While in India, Numada’s path of revelation to God becomes clearer to the reader, as well as Numada himself. In his thoughts, “Nature had to be the medium that facilitated the interaction between man and the life force (p.133).” The life force in reference is God. At that moment, Numada is acknowledging himself that in order for man and God to be connected, something must stand at the bridge for the gap. The bridge is nature, which could be animals or plants, which is a symbol for Jesus Christ. He continues with his breakthrough by saying, “What I sensed…was the individual voices of each tree in the forest. They seemed to be saying something to us (p.131).” The voices can be interpreted as being the voice of God calling Numada back to him. It is a very familiar notion of the occurrence of one hearing (a) voice(s) whenever they are on the brink of (re)discovering their faith.
“…the men like Numada who searched the natural environment of India for something they had lost (p.132).” Numada went to India superficially to find a myna but within the depths of his soul he was searching for God. It is quite evident if one studies the information presented of Numada’s life, that his journey to God was a gradual one that required a mediator, in his case nature, to make the transition to faith smoother. “To him [Numada] Nature had been a force that gently embraces mankind (p.139).” One should notice that Nature is capitalized, a signature that does not occur unless it is beginning a sentence. Therefore one can conclude that Nature is a symbol of Christ.
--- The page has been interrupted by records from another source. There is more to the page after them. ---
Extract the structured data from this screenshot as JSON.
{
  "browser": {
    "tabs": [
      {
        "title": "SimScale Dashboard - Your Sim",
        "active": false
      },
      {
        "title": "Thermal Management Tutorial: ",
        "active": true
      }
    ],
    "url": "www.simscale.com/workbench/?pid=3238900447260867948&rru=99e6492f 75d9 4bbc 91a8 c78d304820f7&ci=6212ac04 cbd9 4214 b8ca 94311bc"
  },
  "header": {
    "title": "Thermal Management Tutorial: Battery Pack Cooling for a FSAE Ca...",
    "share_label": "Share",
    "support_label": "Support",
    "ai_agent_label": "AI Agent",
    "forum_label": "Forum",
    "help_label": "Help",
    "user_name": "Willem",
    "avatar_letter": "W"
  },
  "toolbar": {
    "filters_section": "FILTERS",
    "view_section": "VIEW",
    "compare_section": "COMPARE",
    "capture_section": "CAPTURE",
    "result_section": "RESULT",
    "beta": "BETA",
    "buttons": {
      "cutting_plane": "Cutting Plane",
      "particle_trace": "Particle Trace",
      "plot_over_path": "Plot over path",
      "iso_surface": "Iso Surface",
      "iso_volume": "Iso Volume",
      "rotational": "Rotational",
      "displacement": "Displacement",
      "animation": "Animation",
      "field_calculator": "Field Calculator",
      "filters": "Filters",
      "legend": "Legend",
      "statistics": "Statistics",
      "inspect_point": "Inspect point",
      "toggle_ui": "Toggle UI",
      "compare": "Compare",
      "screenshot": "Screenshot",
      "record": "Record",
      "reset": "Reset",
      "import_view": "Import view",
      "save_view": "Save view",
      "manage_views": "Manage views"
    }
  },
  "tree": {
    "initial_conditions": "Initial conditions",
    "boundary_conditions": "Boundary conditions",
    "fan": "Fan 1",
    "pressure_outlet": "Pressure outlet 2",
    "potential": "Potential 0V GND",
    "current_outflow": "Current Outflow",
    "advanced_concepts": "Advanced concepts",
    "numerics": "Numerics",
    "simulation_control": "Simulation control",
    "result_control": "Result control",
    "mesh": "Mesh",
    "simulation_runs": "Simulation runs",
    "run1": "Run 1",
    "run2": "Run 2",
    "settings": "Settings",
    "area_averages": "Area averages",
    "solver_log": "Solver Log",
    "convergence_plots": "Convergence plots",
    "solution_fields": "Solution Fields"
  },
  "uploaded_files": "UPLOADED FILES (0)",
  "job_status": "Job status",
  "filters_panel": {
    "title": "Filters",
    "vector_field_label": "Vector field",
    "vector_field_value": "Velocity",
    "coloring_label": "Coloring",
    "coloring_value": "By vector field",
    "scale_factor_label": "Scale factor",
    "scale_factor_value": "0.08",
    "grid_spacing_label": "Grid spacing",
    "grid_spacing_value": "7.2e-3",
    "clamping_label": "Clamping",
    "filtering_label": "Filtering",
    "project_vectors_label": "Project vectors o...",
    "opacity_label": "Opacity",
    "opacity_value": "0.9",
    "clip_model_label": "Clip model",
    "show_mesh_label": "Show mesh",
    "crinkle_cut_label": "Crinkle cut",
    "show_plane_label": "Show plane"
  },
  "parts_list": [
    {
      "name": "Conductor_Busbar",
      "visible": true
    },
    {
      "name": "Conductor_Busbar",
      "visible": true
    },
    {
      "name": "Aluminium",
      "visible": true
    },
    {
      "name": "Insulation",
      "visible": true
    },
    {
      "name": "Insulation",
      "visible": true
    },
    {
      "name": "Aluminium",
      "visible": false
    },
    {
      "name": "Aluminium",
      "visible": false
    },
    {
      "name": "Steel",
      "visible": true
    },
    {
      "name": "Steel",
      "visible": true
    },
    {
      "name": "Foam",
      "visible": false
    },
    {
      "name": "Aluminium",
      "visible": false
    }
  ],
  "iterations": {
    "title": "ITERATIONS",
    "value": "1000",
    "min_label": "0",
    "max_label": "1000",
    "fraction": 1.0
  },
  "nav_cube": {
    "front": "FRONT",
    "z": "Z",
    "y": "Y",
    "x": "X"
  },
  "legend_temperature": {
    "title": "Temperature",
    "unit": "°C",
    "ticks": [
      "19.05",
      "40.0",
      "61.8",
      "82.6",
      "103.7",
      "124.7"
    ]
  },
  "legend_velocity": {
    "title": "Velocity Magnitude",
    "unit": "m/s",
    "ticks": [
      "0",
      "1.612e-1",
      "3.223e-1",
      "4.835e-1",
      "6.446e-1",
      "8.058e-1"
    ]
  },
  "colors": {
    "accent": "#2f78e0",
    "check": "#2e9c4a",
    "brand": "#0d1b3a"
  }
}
As stated earlier by Otsu, “God has many different faces. I don’t think God exists exclusively in the churches and chapels of Europe…(p.121)” Within the text, Numada mentions that he is struck by a Hindu belief, “ The Hindus believe that trees bear within them the life force that produces rebirth…I’m very struck by that notion. (p.131)” Numada believes the spirit of Christ and God lives within nature. From the information presented, once can conclude that the events upon Numada established a connection with the soul with Nature, his path of revelation to God was found.